Abel raised his voice. “You heard Rob, target wolf-hedgehogs, or whatevers. Kill them first.”
Jenny flipped her hand up and her wind glyph overturned a tortoise-thing that had kept coming. She promptly smacked a fire glyph into the exposed belly and glanced at Abel with a wild grin. “Diamond magic!” Beyond her one of Rob’s fan club had his rounders bat, smashing smaller creatures away from fallen pupils.
The glyph from behind Abel looked like one solid something until it unravelled into a net, collecting five scorpion-rats before wrapping around the main target. As the glowing red mesh tightened, the wolf-thing and smaller victims started bubbling before they hit the ground. Earth surged and along the line four more of the creatures stumbled as the playing field snatched one leg and held it fast. A thistle exploded under one, growing straight up through its body. “Flower power!” That sounded like Rachel. All along the scattered line of Taverners, magic users steadied and retargeted, and in a flurry of mainly wind and fire glyphs the wolf-things went down.
Within a few frantic moments the attack faltered. Many Taverners were now holding their lead bars of reserve magic, while others had run right out and were kicking and swatting at fae or stomping Thornies and smaller creatures. Despite that, enough had the magic to finish the larger creatures or send them scampering or slithering away. Probably twenty sparks of fire swarmed past Abel. He launched five, the best he could control, and they were joined by possibly eight or nine from Kelis, some from Rob and even two from Jenny. A miniature firestorm enveloped the fae in front of them, scattering the survivors. “Fae-hunt! Small and tight, save magic.”
In response to either the display in front of Abel, or his shout, a cloud of sparks and wind glyphs swarmed out from the advanced Taverners. They washed over the fae around the fallen students, either burning them or battering them into the ground. “Ratlin-hunt? Give me the fire, Abel.” Abel grinned back at Kelis, tossing out a continual line of small, tight fire glyphs as he once had for Ferryl. Kelis caught them with wind glyphs before driving them one after the other towards her targets.
“Zephyr, come back. We don’t know what’s in there.” Most fae were scattering now, flying frantically back towards the trees and escape, but a flying fist of doom hadn’t given up.
She stopped reluctantly, hovering. Three quick tight fire glyphs fried the three biggest fae flying past her. “I could get more?”
“We might need you to help if they come back.” Abel walked forward, driving a windhammer into a crippled Skurrit and stomping a small something pinned by a tight web of grass but still moving. Both began to bubble away. “These aren’t finished yet.” All along the line Taverners moved forward, crushing or burning trapped, stunned or crippled creatures. Just in time. Some of the adults and students were stirring, shaking their heads in confusion. A few cried out, because fae or creatures had bitten, stabbed or stung them.
“We’ll never explain this.” Kelis straightened, taking her hand from inside her blouse.

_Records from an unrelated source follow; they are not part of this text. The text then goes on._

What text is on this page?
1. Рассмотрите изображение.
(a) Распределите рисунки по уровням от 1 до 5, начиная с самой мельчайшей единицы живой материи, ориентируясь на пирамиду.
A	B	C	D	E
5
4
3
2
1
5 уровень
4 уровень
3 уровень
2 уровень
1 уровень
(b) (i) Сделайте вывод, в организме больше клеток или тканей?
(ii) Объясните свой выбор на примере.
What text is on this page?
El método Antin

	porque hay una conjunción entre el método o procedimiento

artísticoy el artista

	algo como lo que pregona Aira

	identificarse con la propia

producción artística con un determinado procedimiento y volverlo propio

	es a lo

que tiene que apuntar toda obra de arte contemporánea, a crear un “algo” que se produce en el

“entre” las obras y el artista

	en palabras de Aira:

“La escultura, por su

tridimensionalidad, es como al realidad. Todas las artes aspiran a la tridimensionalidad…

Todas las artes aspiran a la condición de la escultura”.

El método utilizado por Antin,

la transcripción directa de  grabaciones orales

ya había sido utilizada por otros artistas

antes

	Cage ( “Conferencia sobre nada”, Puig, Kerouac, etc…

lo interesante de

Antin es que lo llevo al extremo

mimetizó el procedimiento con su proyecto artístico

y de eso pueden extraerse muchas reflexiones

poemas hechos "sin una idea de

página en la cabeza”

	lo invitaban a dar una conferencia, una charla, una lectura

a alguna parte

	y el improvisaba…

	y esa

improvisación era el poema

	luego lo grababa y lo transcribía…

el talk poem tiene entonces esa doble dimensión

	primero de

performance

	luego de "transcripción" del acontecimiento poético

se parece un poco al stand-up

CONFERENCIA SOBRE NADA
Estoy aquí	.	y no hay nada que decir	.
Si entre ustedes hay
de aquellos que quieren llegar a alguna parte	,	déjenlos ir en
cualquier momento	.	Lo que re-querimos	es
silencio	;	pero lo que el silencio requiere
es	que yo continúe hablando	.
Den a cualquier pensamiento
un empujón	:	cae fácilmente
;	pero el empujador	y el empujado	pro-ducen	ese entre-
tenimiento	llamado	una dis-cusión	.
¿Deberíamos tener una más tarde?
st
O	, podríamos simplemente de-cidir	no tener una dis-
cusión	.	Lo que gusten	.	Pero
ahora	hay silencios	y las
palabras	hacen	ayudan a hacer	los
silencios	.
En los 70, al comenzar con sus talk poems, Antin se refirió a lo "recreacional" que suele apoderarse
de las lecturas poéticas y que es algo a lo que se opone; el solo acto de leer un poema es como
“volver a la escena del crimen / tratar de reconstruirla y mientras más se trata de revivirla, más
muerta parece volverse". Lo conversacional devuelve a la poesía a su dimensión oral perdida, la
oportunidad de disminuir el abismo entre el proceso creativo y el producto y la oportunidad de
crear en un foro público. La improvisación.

She smiled at Abel’s look. “Just because I can’t show that stupid great rock doesn’t mean I can’t carry it sometimes. I put some magic in it to top up lead bars for some of the trainees. Just as well, my belt is empty.”
Ferryl/Claris’ quiet voice sounded subdued, really worried. “Mine too. Maybe it won’t matter if someone saw me. There’ll be investigators all over this and then the church. They’ll realise what I am and try to force me out of Claris.”
“Not a chance.” Rob, Kelis and even Jenny echoed Abel, which cheered Ferryl/Claris a bit.
“Church. Good idea. Creepio seems to like a challenge. Let’s see if he can keep this secret. After all, I’ll bet some of the injured are churchgoers.” Kelis looked around with a satisfied smile. “He can’t use God’s SAS, because we did that bit.”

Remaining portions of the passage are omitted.